When we got to his car, he said, “What do you want to do?”

It was 1:30am. I was jetlagged and tired and a little bit drunk. I looked at my hotel key, which I already held in my hand, but still I asked, “What are our options?” I probably cocked my head in a way I thought would look alluring in the dark car. I probably made sure there was a lilt to my voice, that I emphasized the word options. It makes my stomach hurt just thinking about it. Not because I think there is anything wrong with what I was about to do, but because I was 33, old enough that I should have seen this coy act for what it was: silly and more than a little bit sad. As girls, and then women, we are taught these small gestures, so that we can lure in a man.
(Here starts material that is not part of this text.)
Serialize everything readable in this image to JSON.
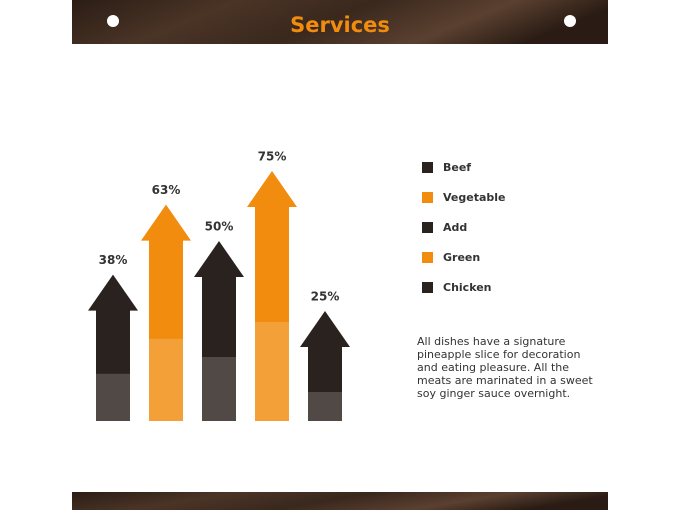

Make them want us. Nobody tells us to make sure that’s what we really want. To make sure the man is worthy of our wantings. To decide on our own terms, and then once we have made the decision, to go forward with none of the usual shame. Without later inventing our own inquisition and mounting it against ourselves.

To fuck him and leave him and call it all good. The way any man would.

“Well,” he said. “We can go to another bar, go to your hotel lobby and talk, or go to my place for another drink.”

“I’m too tired for another bar,” I said.

“And your hotel lobby smells like fake perfume.”

“It’s gross,” I admitted.

“Then to my place for a nightcap?”

“Okay,” I agreed, though I already knew it would come to this, despite the chit-chat.

When we arrived to his apartment, it was confirmed that it wasn’t a drink we were after. We had both switched to water hours before and the only thing he had to drink was cheap whiskey.

“I can’t drink that straight,” I said.

“Well, we can mix it with milk or pink lemonade. Your choice.”

“Yum. Milk and whiskey.”

He poured himself a shot of whiskey and mixed mine with pink lemonade. I can’t report what that mixture tasted like because before I took a sip, we were tangled up on the couch. I do remember being embarrassed because my sandals had cut indented stripes across the tops of my swollen feet. But after the shoes came off, the clothes quickly followed, making me forget about my puffy feet. By the time we made it to the bedroom, a trail of clothes following us, I said, “I wasn’t expecting this.”

This, of course, was a lie.

In bed, he told me he had been a pastor, a virgin until 29. Then he said, “I can’t stop touching you.” Then he switched to Spanish, and I had no idea what he was saying. And I loved the not knowing.

I loved the lie more than the truth.

We would stay up all night, tangled in his sweaty bed sheets, the streetlamps, the barred windows casting shadows like teeth.

Then the blare of the taxi through dawn rain. “There’s still time,” he said, reaching for me as I rose from the mattress on the floor.

“No,” I said. “The taxi’s already here.” I gathered my things, dressed in the dark. The rain was a yellow spray in the taxi’s headlights. The streets were beginning to fill with the madrugadas, early morning workers.

There is no word in English for madrugada — that time between midnight and dawn, the gray nearly. He followed me barefoot into the street, kissed my cheek, handed me my bag, and I said, “hasta,” meaning soon. Hasta meaning I won’t see you again.